Mieter können sich bei Kündigung wegen Eigenbedarfs wehren

Mieter können sich gegen eine Kündigung wegen Eigenbedarfs wehren, wenn ein Umzug eine ganz besondere Härte bedeuten würde, weil er zum Beispiel mit gravierenden gesundheitlichen Folgen verbunden wäre. Kommt es zu einem Rechtsstreit, muss sich das Gericht eingehend mit der Situation der Mieter auseinandersetzen und gegen die berechtigten Interessen des Vermieters abwägen. Die Wüstenrot Bausparkasse, ein Unternehmen des Vorsorge-Spezialisten Wüstenrot & Württembergische (W&W), weist auf ein aktuelles Urteil des Bundesgerichtshofes (VIII ZR 270/15) hin.

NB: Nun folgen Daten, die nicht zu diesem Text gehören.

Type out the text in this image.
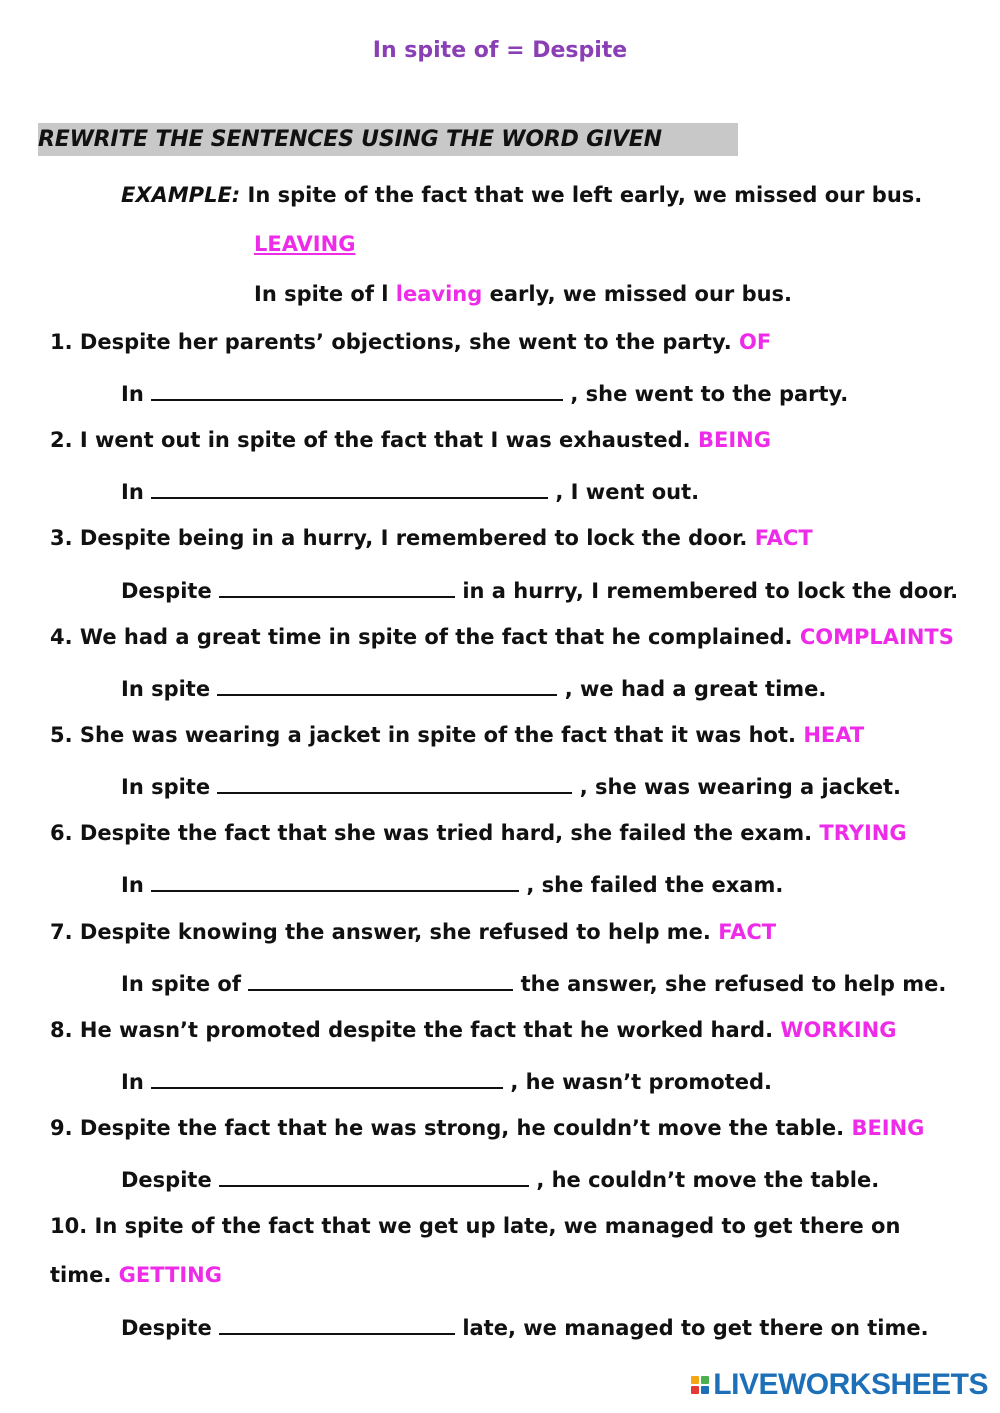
In spite of = Despite
REWRITE THE SENTENCES USING THE WORD GIVEN
EXAMPLE: In spite of the fact that we left early, we missed our bus.
LEAVING
In spite of l leaving early, we missed our bus.
1. Despite her parents’ objections, she went to the party. OF
In	, she went to the party.
2. I went out in spite of the fact that I was exhausted. BEING
In	, I went out.
3. Despite being in a hurry, I remembered to lock the door. FACT
Despite	in a hurry, I remembered to lock the door.
4. We had a great time in spite of the fact that he complained. COMPLAINTS
In spite	, we had a great time.
5. She was wearing a jacket in spite of the fact that it was hot. HEAT
In spite	, she was wearing a jacket.
6. Despite the fact that she was tried hard, she failed the exam. TRYING
In	, she failed the exam.
7. Despite knowing the answer, she refused to help me. FACT
In spite of	the answer, she refused to help me.
8. He wasn’t promoted despite the fact that he worked hard. WORKING
In	, he wasn’t promoted.
9. Despite the fact that he was strong, he couldn’t move the table. BEING
Despite	, he couldn’t move the table.
10. In spite of the fact that we get up late, we managed to get there on
time. GETTING
Despite	late, we managed to get there on time.
LIVEWORKSHEETS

Im entschiedenen Fall bewohnte das Mieter-Ehepaar das Erdgeschoss, während der Vermieter mit seiner vierköpfigen Familie das Obergeschoss nutzte. Wegen der beengten Wohnverhältnisse wollte der Vermieter auch das Erdgeschoss nutzen und kündigte wegen Eigenbedarfs. Im Räumungsprozess wehrten sich die Mieter mit dem Argument, der 86-jährige Mann leide an einer Vielzahl von gesundheitlichen Beschwerden und es liege eine beginnende Demenz vor. Dies habe zur Folge, dass der Umzug in ein Altenpflegeheim die einzige realistische Alternative zum Verbleib in der Mietwohnung darstelle. Seine noch rüstige Ehefrau müsse sich dann von ihrem Mann trennen oder ins Altenheim folgen. Außerdem wiesen die Mieter darauf hin, dass der Vermieter auch noch das Dachgeschoss nutzen könne.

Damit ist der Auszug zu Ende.